Finds the path explaining why Node A affects Node B.

  • Algorithm: rustworkx.all_simple_paths
  • Complexity: $O(V + E)$ (highly optimized in Rust)
  • Implementation:
    1. Attempt forward semantic trace (following data flow).
    2. Fallback to reverse dependency check if direct flow is broken but a dependency exists.
def trace(self, source_id: str, target_id: str) -> List[List[str]]:
    src_idx = self._id_to_idx[source_id]
    tgt_idx = self._id_to_idx[target_id]
    # Optimized Rust call
    return rx.all_simple_paths(self._graph, src_idx, tgt_idx)

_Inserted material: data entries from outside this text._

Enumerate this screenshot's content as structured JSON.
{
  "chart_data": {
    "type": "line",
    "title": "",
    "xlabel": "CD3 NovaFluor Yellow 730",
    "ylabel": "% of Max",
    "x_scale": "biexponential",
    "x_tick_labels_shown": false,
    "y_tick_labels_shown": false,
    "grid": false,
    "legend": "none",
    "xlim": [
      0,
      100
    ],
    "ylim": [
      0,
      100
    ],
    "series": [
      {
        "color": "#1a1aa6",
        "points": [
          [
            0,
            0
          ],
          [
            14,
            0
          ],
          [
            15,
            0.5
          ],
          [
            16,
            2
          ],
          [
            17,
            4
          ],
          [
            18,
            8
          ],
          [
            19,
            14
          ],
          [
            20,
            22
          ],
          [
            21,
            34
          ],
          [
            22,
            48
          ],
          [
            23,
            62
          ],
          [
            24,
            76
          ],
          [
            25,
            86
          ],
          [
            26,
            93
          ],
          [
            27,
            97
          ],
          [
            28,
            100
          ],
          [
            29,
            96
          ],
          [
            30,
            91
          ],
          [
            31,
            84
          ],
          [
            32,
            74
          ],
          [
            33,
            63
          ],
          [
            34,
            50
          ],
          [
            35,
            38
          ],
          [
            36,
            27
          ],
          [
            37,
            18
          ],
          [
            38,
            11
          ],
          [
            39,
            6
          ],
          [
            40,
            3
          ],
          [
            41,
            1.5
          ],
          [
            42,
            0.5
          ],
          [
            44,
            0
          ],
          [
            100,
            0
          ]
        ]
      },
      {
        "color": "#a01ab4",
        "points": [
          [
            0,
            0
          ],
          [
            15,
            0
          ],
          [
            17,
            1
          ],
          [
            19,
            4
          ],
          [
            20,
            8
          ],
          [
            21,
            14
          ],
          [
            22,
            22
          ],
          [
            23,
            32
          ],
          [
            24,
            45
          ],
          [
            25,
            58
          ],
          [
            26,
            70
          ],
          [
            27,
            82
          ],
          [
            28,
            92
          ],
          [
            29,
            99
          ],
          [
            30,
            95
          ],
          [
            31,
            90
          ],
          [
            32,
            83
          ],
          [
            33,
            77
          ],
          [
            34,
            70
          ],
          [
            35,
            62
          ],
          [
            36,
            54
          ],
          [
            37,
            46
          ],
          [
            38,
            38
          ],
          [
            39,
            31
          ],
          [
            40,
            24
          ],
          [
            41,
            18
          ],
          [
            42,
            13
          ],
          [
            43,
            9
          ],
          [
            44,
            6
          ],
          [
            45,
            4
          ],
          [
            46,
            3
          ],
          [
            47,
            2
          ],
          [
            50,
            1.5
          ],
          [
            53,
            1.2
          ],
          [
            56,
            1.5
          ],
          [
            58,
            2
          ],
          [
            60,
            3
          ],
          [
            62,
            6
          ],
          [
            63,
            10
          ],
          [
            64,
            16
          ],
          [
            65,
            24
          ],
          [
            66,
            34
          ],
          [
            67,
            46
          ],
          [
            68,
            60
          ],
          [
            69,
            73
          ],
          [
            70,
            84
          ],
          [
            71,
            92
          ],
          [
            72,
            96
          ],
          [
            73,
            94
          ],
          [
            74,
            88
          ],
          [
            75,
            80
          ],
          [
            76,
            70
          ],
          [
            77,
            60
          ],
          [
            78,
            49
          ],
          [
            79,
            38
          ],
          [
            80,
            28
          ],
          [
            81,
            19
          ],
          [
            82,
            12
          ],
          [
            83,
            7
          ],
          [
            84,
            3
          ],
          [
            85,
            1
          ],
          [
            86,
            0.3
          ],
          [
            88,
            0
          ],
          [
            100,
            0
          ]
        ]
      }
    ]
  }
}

3. Stitching (Fuzzy Matching)

Connects nodes across different domains (e.g., Terraform -> Python) using token overlap.

  • Structure: TokenIndex (Inverted Index)
  • Complexity: $O(1)$ lookup per token
  • Logic:
    • Tokenize node names (e.g., PAYMENT_DB_HOST -> payment, db, host).
    • Index nodes by tokens.
    • Query index to find candidates sharing significant tokens.

Performance Improvements

Moving to rustworkx provided significant gains over the previous NetworkX implementation:

Operation NetworkX (Old) rustworkx (New) Improvement
Graph Construction Python Loop Rust Vector Ops \~5x faster
Pathfinding Pure Python BFS Parallel Rust \~10-50x faster
Memory Usage Heavy Python Objects Compact Rust Structs \~3x reduction
Descendants Recursive Python Optimized Native \~100x faster

Future Enhancements

1. Weighted Impact Scoring

Enhance get_impacted_nodes to decay impact score over distance: $$\text{Score}(node) = \frac{\text{Confidence}(path)}{1 + \text{Distance}}$$

2. Cycle Detection & breaking

Use rustworkx.simple_cycles to detect circular dependencies (e.g., A reads B, B reads A) that might cause infinite analysis loops or deployment deadlocks.

3. Parallel Subgraph Analysis

For massive monorepos, partition the graph into disjoint subgraphs (using rustworkx.connected_components) and run semantic analysis on each component in parallel threads.